# Specific 3D Printers, Scanners, & Hardware > MakerBot Forum >  The T-Rex is Released

## Eddie

Looks like MakerBot has released the 20:1 T-Rex skeleton replica to their Digital Store.  It is a 79 Piece model, that takes over 24 hours to print out.  They have also announce a Remix contest for those interested in remixing the T-Rex skull.  Winners will win rolls of MakerBot Filament.  More details on this at http://3dprint.com/3266/t-rex-skeleton/

If you decide to participate in the contest, please post your remixed skulls here.  We'd love to see them!

----------


## JRDM

OK, so Makerbot wants $15 for a digital model. And you have to add filament & machine time to build the parts.

Amazon sells a nice, 11" long T-Rex skeleton for $22, which is under half this scale. Amazon sells a 36" long model kit for $57.

It seems buying the off the shelf kit is the better way to go.

Unless you're going to build several for yourself, or if the license allows schools to make a bunch, I don't think it's worth it.

3D printing seems to be better suited for items that you can't buy off the shelf, customized objects, discontinued items or prototypes.

----------


## catlover

Here is a printout of this, that I found that someone did on google plus.  It's the first one I've seen so far.

----------


## 3dfilemarket

If all features were free to download this could be a great thing for teachers to set as homework (imagining we live in a world where we all have 3dprinters in our homes).

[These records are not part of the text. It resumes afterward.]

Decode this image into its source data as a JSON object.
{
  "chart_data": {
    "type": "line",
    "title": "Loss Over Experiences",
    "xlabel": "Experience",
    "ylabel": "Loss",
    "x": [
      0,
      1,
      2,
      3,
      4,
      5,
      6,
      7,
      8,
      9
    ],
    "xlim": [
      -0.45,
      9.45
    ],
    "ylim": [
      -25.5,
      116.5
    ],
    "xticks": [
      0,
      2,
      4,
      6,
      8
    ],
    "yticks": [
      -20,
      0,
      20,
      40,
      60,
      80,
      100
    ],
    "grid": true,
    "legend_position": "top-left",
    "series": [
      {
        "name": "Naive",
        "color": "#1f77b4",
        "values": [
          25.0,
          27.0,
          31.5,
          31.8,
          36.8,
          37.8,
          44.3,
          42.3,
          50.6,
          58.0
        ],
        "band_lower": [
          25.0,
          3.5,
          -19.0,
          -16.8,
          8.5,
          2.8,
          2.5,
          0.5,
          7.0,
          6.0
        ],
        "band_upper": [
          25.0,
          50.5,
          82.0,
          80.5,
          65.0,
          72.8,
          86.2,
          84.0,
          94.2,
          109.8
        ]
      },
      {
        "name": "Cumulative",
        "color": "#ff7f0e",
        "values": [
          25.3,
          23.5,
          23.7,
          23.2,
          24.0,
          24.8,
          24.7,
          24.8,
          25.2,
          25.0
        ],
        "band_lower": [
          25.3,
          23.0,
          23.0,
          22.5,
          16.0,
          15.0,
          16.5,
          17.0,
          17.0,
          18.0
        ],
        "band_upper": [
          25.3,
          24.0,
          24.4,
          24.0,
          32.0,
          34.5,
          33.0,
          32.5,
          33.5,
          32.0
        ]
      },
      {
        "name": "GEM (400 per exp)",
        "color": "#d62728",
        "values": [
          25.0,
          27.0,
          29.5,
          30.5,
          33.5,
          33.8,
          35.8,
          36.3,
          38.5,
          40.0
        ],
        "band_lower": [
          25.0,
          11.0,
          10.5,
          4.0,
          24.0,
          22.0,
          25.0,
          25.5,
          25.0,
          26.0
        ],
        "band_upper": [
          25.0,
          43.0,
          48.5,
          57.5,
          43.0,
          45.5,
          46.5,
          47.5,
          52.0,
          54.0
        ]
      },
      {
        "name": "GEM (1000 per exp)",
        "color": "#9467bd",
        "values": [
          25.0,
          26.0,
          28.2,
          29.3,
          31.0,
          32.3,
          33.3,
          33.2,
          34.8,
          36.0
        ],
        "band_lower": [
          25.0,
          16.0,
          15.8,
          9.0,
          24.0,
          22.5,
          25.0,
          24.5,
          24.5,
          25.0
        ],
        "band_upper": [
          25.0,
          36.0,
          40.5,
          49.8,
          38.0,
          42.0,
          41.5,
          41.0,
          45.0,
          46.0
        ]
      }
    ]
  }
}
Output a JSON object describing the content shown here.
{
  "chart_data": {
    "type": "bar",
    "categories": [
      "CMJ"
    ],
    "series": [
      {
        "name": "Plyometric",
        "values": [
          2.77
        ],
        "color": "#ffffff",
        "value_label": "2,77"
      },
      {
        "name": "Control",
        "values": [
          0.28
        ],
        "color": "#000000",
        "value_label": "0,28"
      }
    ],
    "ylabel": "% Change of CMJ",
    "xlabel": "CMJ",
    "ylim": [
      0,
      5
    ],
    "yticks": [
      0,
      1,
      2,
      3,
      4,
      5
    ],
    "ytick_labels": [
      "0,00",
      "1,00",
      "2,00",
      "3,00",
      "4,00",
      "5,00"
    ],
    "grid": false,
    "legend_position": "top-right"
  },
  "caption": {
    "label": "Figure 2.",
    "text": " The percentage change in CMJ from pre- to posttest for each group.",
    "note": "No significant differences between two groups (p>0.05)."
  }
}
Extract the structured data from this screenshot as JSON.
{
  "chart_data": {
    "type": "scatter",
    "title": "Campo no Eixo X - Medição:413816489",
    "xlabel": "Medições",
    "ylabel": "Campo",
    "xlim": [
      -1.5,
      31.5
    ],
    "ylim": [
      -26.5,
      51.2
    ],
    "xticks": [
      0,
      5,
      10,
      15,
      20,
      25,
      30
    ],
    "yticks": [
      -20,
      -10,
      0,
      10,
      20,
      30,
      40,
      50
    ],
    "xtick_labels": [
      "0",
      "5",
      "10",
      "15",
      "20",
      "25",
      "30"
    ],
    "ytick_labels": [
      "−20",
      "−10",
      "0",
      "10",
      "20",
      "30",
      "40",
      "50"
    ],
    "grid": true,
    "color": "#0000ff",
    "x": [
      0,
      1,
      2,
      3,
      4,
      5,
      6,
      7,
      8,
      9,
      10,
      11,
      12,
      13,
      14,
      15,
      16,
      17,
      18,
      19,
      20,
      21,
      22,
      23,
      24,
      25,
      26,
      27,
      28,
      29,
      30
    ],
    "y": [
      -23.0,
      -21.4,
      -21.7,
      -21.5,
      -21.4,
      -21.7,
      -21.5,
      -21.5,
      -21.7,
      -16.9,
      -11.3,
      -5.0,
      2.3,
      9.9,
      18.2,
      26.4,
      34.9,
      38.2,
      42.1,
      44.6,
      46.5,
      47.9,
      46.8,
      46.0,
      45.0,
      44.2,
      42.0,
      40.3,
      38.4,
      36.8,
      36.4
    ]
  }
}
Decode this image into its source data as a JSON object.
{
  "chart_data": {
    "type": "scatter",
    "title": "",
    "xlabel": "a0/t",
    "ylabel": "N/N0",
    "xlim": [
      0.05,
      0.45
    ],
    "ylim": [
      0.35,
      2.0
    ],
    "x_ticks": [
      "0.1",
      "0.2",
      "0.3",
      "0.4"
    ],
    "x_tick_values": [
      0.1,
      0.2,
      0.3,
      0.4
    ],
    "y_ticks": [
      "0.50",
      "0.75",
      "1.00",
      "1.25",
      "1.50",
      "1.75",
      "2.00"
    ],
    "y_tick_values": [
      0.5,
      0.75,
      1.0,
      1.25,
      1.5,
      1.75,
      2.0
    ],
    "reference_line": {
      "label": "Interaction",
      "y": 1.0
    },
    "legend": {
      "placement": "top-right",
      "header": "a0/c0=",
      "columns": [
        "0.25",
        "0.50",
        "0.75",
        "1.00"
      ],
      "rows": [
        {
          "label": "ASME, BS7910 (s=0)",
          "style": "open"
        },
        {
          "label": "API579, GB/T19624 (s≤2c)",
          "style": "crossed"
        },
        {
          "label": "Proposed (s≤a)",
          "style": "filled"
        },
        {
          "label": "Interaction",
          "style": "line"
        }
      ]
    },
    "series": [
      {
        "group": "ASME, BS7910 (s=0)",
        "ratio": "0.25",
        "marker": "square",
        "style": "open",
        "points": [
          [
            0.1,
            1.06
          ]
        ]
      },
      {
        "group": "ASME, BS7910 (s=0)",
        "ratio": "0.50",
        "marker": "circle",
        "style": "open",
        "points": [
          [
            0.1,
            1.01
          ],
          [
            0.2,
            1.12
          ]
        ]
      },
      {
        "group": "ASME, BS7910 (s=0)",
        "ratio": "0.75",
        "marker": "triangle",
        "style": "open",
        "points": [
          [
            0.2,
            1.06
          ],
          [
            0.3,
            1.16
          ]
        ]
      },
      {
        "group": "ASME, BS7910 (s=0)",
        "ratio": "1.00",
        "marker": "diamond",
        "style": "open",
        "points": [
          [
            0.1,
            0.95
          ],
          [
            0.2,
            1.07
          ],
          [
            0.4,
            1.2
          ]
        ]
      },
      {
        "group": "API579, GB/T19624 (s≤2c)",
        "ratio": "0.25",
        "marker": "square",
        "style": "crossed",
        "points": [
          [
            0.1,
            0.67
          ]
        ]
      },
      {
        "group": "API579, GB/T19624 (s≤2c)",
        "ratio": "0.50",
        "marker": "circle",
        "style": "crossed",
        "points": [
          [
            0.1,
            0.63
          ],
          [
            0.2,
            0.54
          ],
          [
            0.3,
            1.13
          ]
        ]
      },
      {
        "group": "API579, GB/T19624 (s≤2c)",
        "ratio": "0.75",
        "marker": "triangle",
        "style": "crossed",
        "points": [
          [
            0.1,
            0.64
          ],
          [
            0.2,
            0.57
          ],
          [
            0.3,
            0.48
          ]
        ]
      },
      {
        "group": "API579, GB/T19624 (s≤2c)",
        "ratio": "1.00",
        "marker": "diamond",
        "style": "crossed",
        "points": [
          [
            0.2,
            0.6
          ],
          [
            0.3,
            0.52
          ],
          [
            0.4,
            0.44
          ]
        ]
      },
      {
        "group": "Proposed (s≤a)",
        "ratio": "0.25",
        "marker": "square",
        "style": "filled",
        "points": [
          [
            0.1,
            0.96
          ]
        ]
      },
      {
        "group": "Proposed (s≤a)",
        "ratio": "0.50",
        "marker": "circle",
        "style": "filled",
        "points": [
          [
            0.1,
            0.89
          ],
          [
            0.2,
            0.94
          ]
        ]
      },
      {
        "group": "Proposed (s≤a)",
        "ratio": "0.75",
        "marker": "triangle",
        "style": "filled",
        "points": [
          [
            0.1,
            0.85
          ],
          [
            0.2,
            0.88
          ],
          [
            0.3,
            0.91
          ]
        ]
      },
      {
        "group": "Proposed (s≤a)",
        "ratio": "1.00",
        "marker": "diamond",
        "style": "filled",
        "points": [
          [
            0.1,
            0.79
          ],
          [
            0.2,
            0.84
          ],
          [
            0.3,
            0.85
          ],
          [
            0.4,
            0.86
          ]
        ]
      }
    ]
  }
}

Kids could print our different parts each week and then bring into class to assemble and then learn about the skeletal structure.

----------


## catlover

Here is a printout of the skull that I saw someone post.  This thing looks amazing.  Any idea if it prints with supports or not?

----------


## Geoff

I made 4 entries for the t-rex remix challenge, I need some new plastic  :Smile: 


http://www.thingiverse.com/thing:323133
http://www.thingiverse.com/thing:323209
http://www.thingiverse.com/thing:327527
http://www.thingiverse.com/thing:328668

Tho... my favourites have to be Terminator Rex
http://www.thingiverse.com/thing:330127

and the castle rexor
http://www.thingiverse.com/thing:323568

----------


## Jeremia_Munchkins

Oh man, the terminator Rex is really cool.  I like your Hound Rex Geoff.  Really nice.  The castle one isn't that great in my opinion.

BTW, don't know if you guys saw that  MakerBot released a video of the T-rex

----------


## JMK

Geoff, I'm loving your designs.  I hope you win  :Smile:

----------


## AbracadabraMan

Here is one done by colorfabb using woodfill filament
https://twitter.com/Jelwek/status/47...508097/photo/1

----------